A scheme that recognises and rewards green progress can only be a good thing. But for the all-new Motorvate programme, creating awareness within fleets is vital if the EST’s hopes of a greener industry are to be fulfilled and mistakes of the past avoided.

  • Businesses interested in the Green Review or in joining Motorvate can find out more from www.est.org.uk/fleet or by contacting the transport helpline on 0845 602 1425.

    Motorvate facts

  • New and improved.
  • £500 administration fee, then DfT funded.
  • Fleet consultancy on strategy and policy.
  • Audit to monitor improvements.
  • Networking opportunities to share best practice.
  • Annual awards event to recognise achievement.

    First step: get your Green Fleet Review

    changing to a greener fleet doesn’t happen overnight – it takes work, and can be a daunting task. Where to start? What to look for? If only there was a way of getting an expert in to run you through the best way to do it.

    Good news – there is such a service and, what’s more, it’s completely free. Thanks to funding from the Department for Transport, the EST can offer fleets of 50 or more vehicles the free services of an independent fleet consultant for up to five days.

    Officially the Green Fleet Review is funded and designed to reduce emissions but, according to the EST’s Alex Goodwin, it invariably leads to sizeable financial savings as well.

    ‘If people followed the recommendations we would expect them to cut their CO2 emissions by an average of about 15%, and a fleet with 100 cars and 100 grey fleet vehicles could save £90,000 a year. That’s the best-case scenario, but it’s not unrealistic.’

    Fleets interested in a review are visited by key account managers from the EST, who match up the firm with one of the 13 independent fleet consultants involved in the scheme.

    The fleet managers sit down with the consultant to collate data on areas of fleet operation from vehicle allocation, alternative fuels and fuel economy to mileage reimbursement policy.

    ‘Quite often, mileage reimbursement is very generous,’ Mr Goodwin says. ‘We see cases of people driving around the block because they’re earning money for every mile they do.
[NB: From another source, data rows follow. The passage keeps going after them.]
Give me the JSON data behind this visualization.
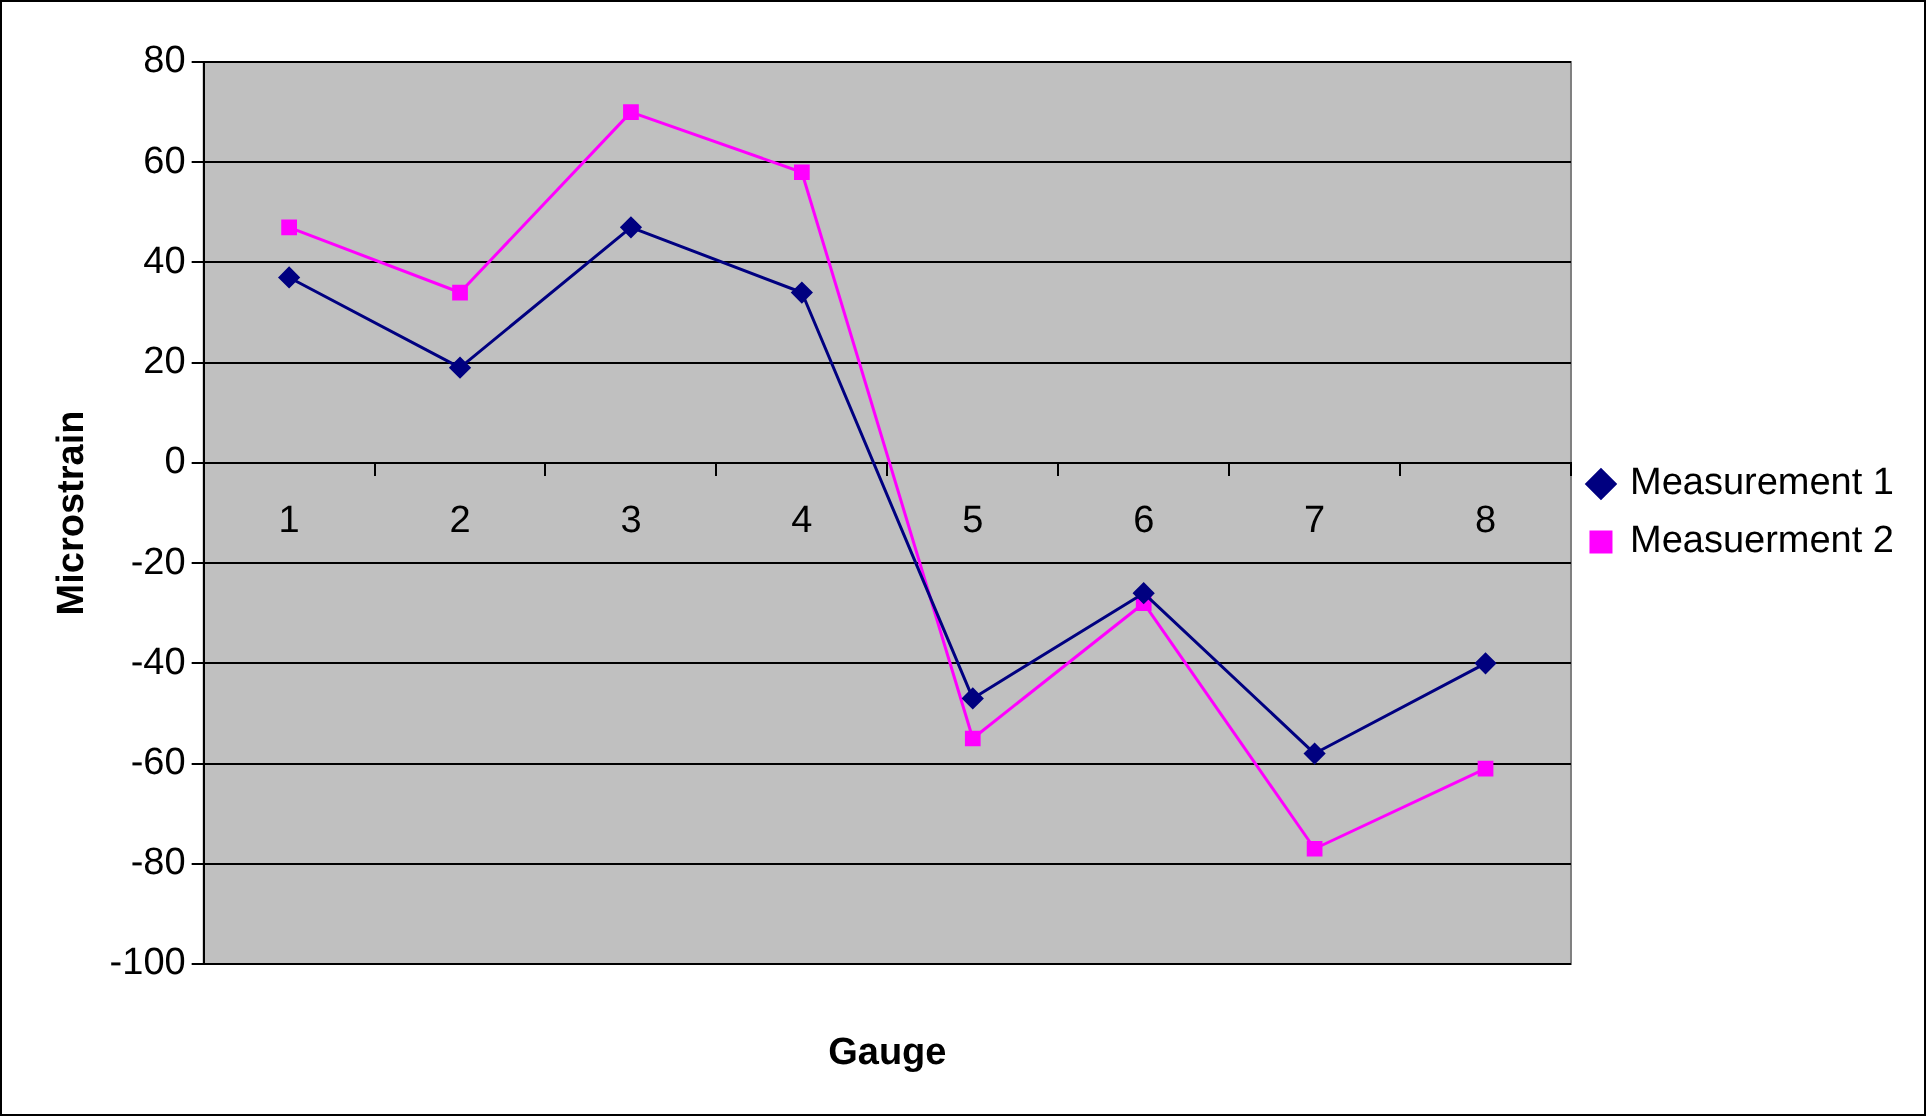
{
  "chart_data": {
    "type": "line",
    "xlabel": "Gauge",
    "ylabel": "Microstrain",
    "categories": [
      "1",
      "2",
      "3",
      "4",
      "5",
      "6",
      "7",
      "8"
    ],
    "series": [
      {
        "name": "Measurement 1",
        "color": "#000080",
        "marker": "diamond",
        "values": [
          37,
          19,
          47,
          34,
          -47,
          -26,
          -58,
          -40
        ]
      },
      {
        "name": "Measuerment 2",
        "color": "#ff00ff",
        "marker": "square",
        "values": [
          47,
          34,
          70,
          58,
          -55,
          -28,
          -77,
          -61
        ]
      }
    ],
    "ylim": [
      -100,
      80
    ],
    "yticks": [
      -100,
      -80,
      -60,
      -40,
      -20,
      0,
      20,
      40,
      60,
      80
    ],
    "grid": "y",
    "legend": "right",
    "line_style": "solid"
  }
}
It’s never an easy thing to do if you’re talking about reducing the pence-per-mile so we work to try to come up with the right way of communicating it.’

    Other areas tackled include driver education and the latest technology – such as telematics – available to fleets.

    Health and safety is a big issue for fleet managers and Mr Goodwin says it goes hand in hand with the environmental agenda.

    Grey fleets – staff using their own cars on business – are also addressed: ‘It’s more cost effective to use daily rental or something else like that,’ Mr Goodwin says.

    The turnaround time from initial consultation is around a month. After gathering data, the consultant puts together a report on a fleet’s carbon footprint and delivers a set of prioritised recommendations for reducing emissions and improving efficiency.

    Organisations that have already undergone a green review include Center Parcs, Carlsberg, EDF, Tesco and several police forces.